Jason must have felt a lot better. He devoured his own meal in addition to a share of the sushi. I agree with the sentiment. Although I was previously wary of the wasabi-colored sushi restaurant, I really enjoyed the food there. The 80's music they played was pretty cool too. Yet another good restaurant within easy walking distance of the hotel.

After dinner, we all wandered downtown to Smokie's Bikini Bar. Now, the idea of a bikini bar seems sound to me. Until I visited this one, I even never suspected that you could go wrong. Silly me. The service wasn't too great, and the main attraction could have been a little more attractive. Understandably there weren't many folks hanging out there. The place seemed new -- perhaps they will get the hang of it later.

After abandoning Smokie's, we walked to Havana. Most of us ordered the (expensive) mojitos. Jason opted to make up for his missed breakfast by ordering an "El Infidel" sandwich. He seemed surprised that no one else wanted a second dinner, but wasn't too concerned. While he ate, the rest of us constructed swizzle stick sculptures and joked around.

We looked for more trouble after leaving Havana. Not finding any, we decided to call it a night.

4 comments:

John said...

Once again, the photo for this post was taken by Chris. You can find his photos on flickr here.

PeconicPuffin said...

Sounds like a good day! A few thoughts for maintaining planing speed in general...they will also serve you to keep control in chop.

You're correct in that you're probably sheeting out. It's also possible that you're also oversheeting, in which it feels like you have power in the sail but you don't speed along. Once you're hooked in and planing, beware of bending your front elbow...that's the same as sheeting out. It's a common reaction when you're afraid (ie blasting into chop, "maybe if I just loosen up a bit everything will be smoothing" but what actually happens is the sail reduces power, the mast base nas less pressure on it, so you bang into the chop more than skip over it.

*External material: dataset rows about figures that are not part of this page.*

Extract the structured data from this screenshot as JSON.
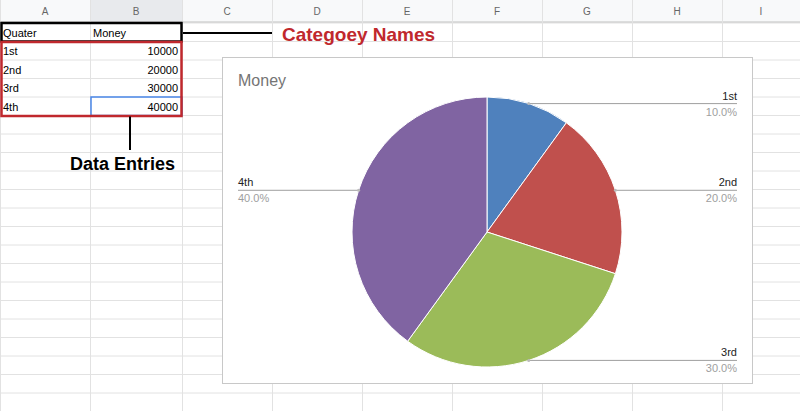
{
  "spreadsheet": {
    "columns": [
      "A",
      "B",
      "C",
      "D",
      "E",
      "F",
      "G",
      "H",
      "I"
    ],
    "rows": [
      [
        "Quater",
        "Money"
      ],
      [
        "1st",
        10000
      ],
      [
        "2nd",
        20000
      ],
      [
        "3rd",
        30000
      ],
      [
        "4th",
        40000
      ]
    ]
  },
  "annotations": [
    "Categoey Names",
    "Data Entries"
  ],
  "chart_data": {
    "type": "pie",
    "title": "Money",
    "categories": [
      "1st",
      "2nd",
      "3rd",
      "4th"
    ],
    "values": [
      10,
      20,
      30,
      40
    ],
    "value_labels": [
      "10.0%",
      "20.0%",
      "30.0%",
      "40.0%"
    ],
    "colors": [
      "#4f81bd",
      "#c0504d",
      "#9bbb59",
      "#8064a2"
    ],
    "data_labels": true
  }
}
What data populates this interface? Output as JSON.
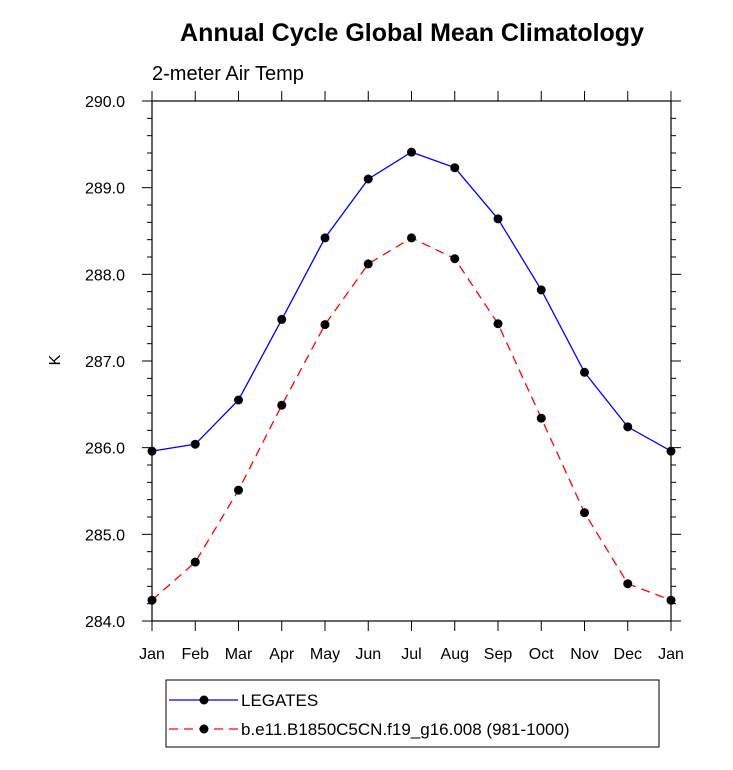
{
  "chart_data": {
    "type": "line",
    "title": "Annual Cycle Global Mean Climatology",
    "subtitle": "2-meter Air Temp",
    "ylabel": "K",
    "xlabel": "",
    "categories": [
      "Jan",
      "Feb",
      "Mar",
      "Apr",
      "May",
      "Jun",
      "Jul",
      "Aug",
      "Sep",
      "Oct",
      "Nov",
      "Dec",
      "Jan"
    ],
    "ylim": [
      284.0,
      290.0
    ],
    "yticks": [
      284.0,
      285.0,
      286.0,
      287.0,
      288.0,
      289.0,
      290.0
    ],
    "ytick_labels": [
      "284.0",
      "285.0",
      "286.0",
      "287.0",
      "288.0",
      "289.0",
      "290.0"
    ],
    "grid": false,
    "legend_position": "bottom",
    "series": [
      {
        "name": "LEGATES",
        "color": "#0000ff",
        "line_style": "solid",
        "marker": "filled-circle",
        "values": [
          285.96,
          286.04,
          286.55,
          287.48,
          288.42,
          289.1,
          289.41,
          289.23,
          288.64,
          287.82,
          286.87,
          286.24,
          285.96
        ]
      },
      {
        "name": "b.e11.B1850C5CN.f19_g16.008 (981-1000)",
        "color": "#ff0000",
        "line_style": "dashed",
        "marker": "filled-circle",
        "values": [
          284.24,
          284.68,
          285.51,
          286.49,
          287.42,
          288.12,
          288.42,
          288.18,
          287.43,
          286.34,
          285.25,
          284.43,
          284.24
        ]
      }
    ]
  }
}
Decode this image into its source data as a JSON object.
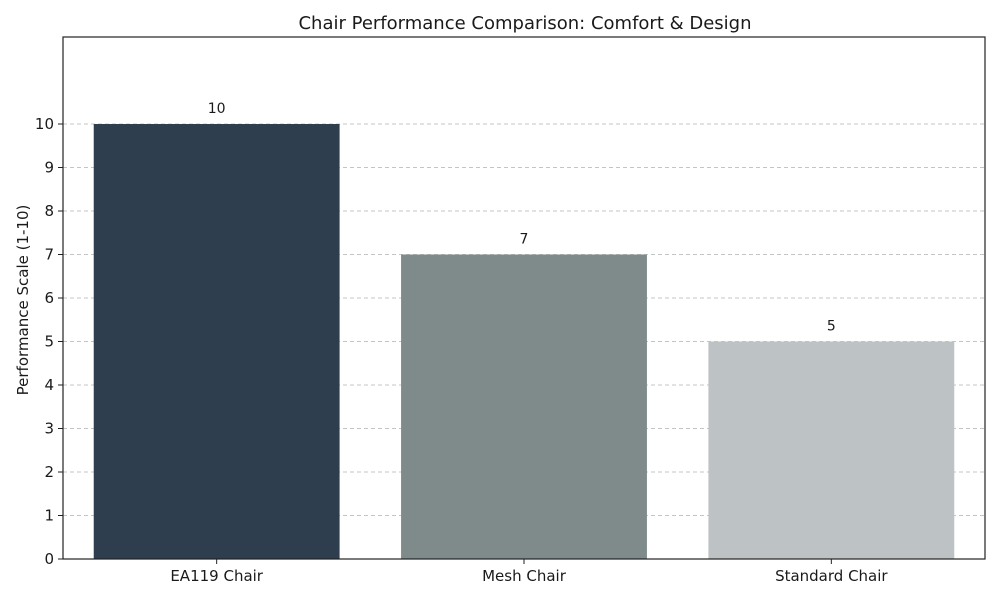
{
  "chart_data": {
    "type": "bar",
    "title": "Chair Performance Comparison: Comfort & Design",
    "xlabel": "",
    "ylabel": "Performance Scale (1-10)",
    "categories": [
      "EA119 Chair",
      "Mesh Chair",
      "Standard Chair"
    ],
    "values": [
      10,
      7,
      5
    ],
    "data_labels": [
      "10",
      "7",
      "5"
    ],
    "colors": [
      "#2e3e4f",
      "#7f8b8b",
      "#bdc2c5"
    ],
    "ylim": [
      0,
      12
    ],
    "yticks": [
      0,
      1,
      2,
      3,
      4,
      5,
      6,
      7,
      8,
      9,
      10
    ],
    "ytick_labels": [
      "0",
      "1",
      "2",
      "3",
      "4",
      "5",
      "6",
      "7",
      "8",
      "9",
      "10"
    ],
    "grid": true,
    "grid_axis": "y",
    "legend": "none"
  }
}
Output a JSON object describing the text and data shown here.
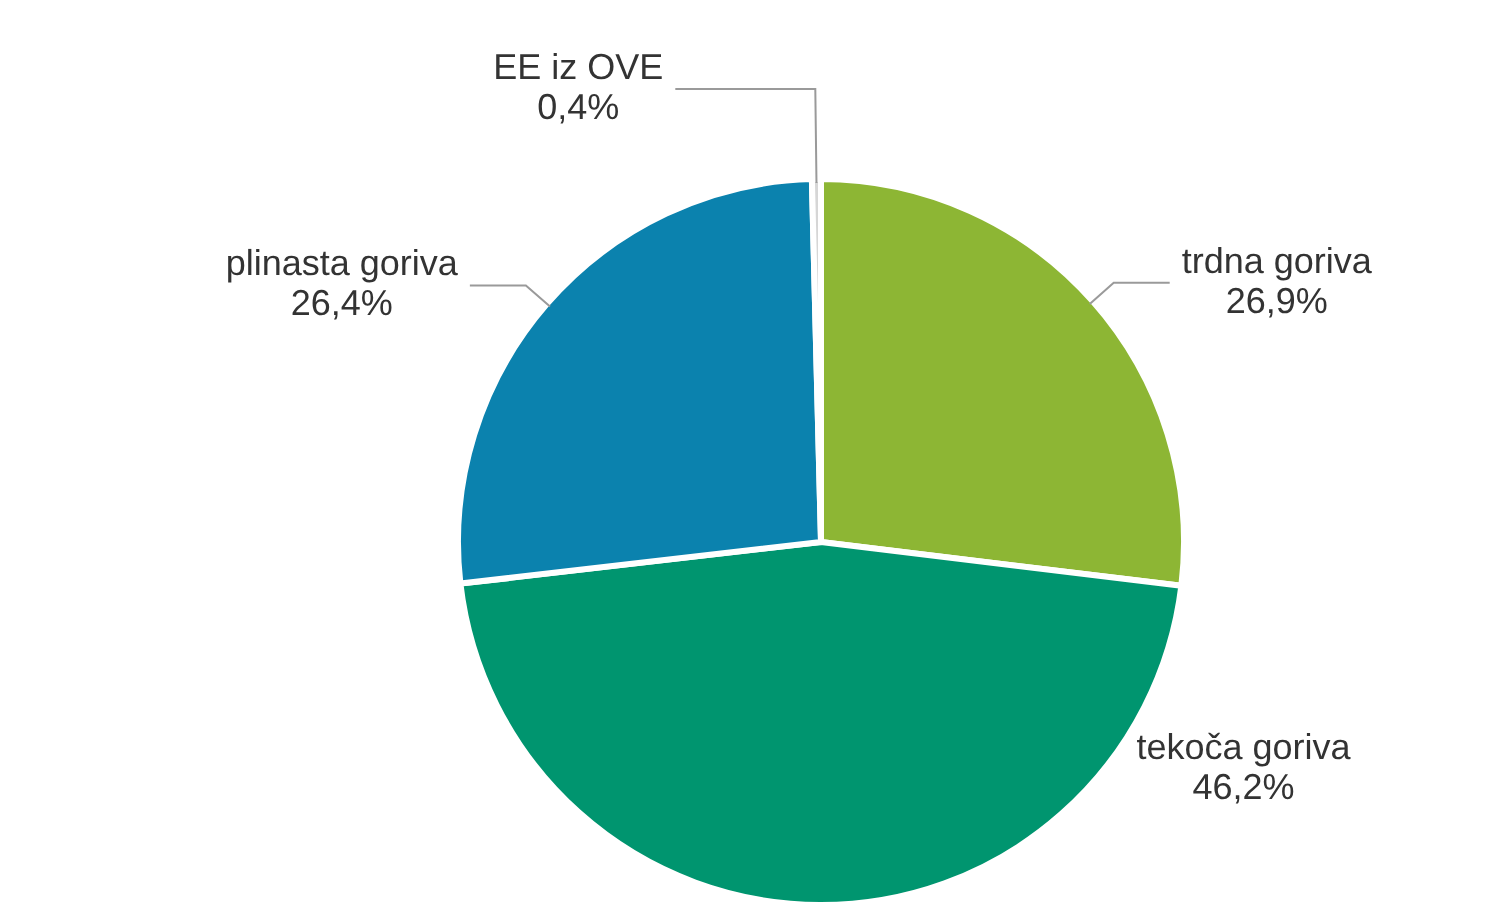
{
  "chart_data": {
    "type": "pie",
    "categories": [
      "trdna goriva",
      "tekoča goriva",
      "plinasta goriva",
      "EE iz OVE"
    ],
    "values": [
      26.9,
      46.2,
      26.4,
      0.4
    ],
    "value_labels": [
      "26,9%",
      "46,2%",
      "26,4%",
      "0,4%"
    ],
    "colors": [
      "#8db634",
      "#00956f",
      "#0b82ae",
      "#d6d6d6"
    ],
    "legend": false
  }
}
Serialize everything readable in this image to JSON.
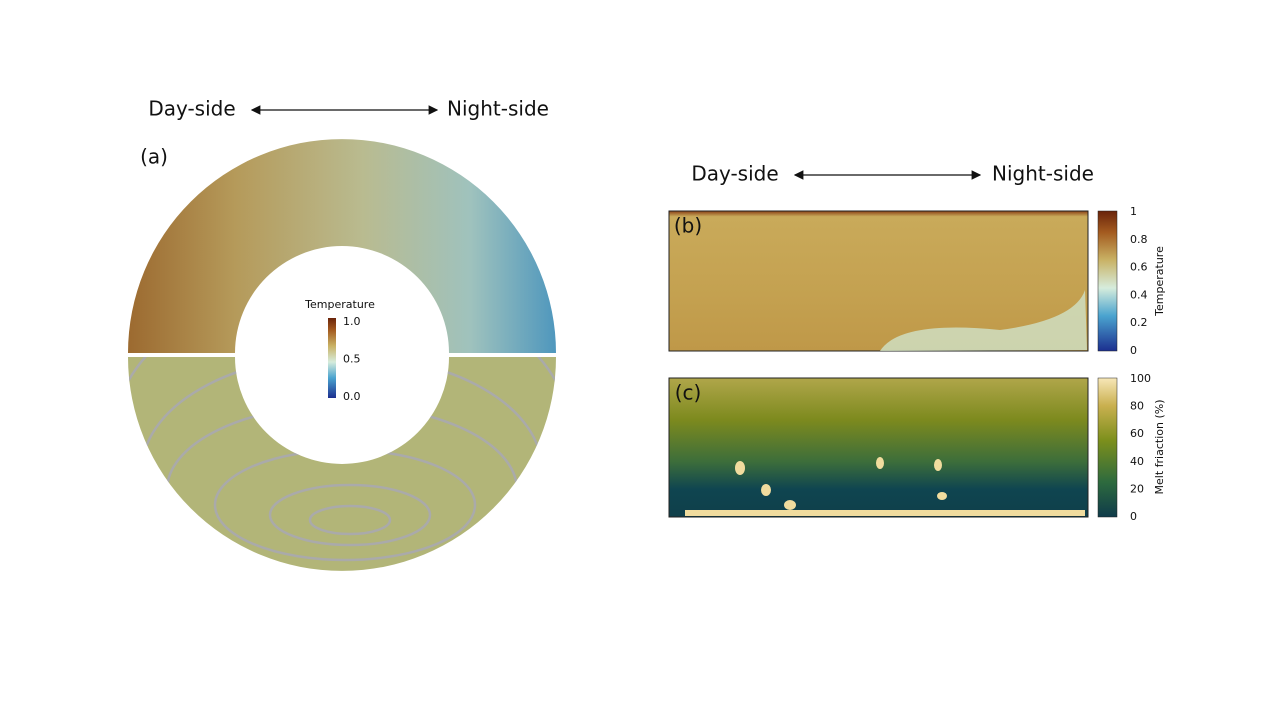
{
  "panel_a": {
    "left_label": "Day-side",
    "right_label": "Night-side",
    "tag": "(a)",
    "colorbar": {
      "title": "Temperature",
      "ticks": [
        "1.0",
        "0.5",
        "0.0"
      ]
    }
  },
  "panel_bc": {
    "left_label": "Day-side",
    "right_label": "Night-side"
  },
  "panel_b": {
    "tag": "(b)",
    "colorbar": {
      "title": "Temperature",
      "ticks": [
        "1",
        "0.8",
        "0.6",
        "0.4",
        "0.2",
        "0"
      ]
    }
  },
  "panel_c": {
    "tag": "(c)",
    "colorbar": {
      "title": "Melt friaction (%)",
      "ticks": [
        "100",
        "80",
        "60",
        "40",
        "20",
        "0"
      ]
    }
  }
}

Re oversheeting, a good way to avoid it is to try sheeting in not by pulling with your back arm, but by pushing out with your front arm. It's a more subtle way to trim the sail, and it will keep you dialed in if you stay sensitive.

Have fun!

dmlandry said...

I can really identify with that last bit of advice!

I am nowhere near planing-level skill, but I did spend that Saturday pretty frustrated with myself. I think my steering control was severely hampered by a combination of stepping too far back on the board, and oversheeting.

The next day was far more successful after John's advice to move my rear foot more forward, and I was definitely getting some good power by... I guess I would describe it as more of an upper-body rotation than a specific pull with either arm.

Oh, and I got a spectacular over-the-mast launch or two in that day. There must have been a gallon of water crammed into my ear canals! Good times, good times.

John said...

I think I am guilty of oversheeting too. That sounds exactly how I was reacting to chop. Thanks for the insightful advice peconicpuffin.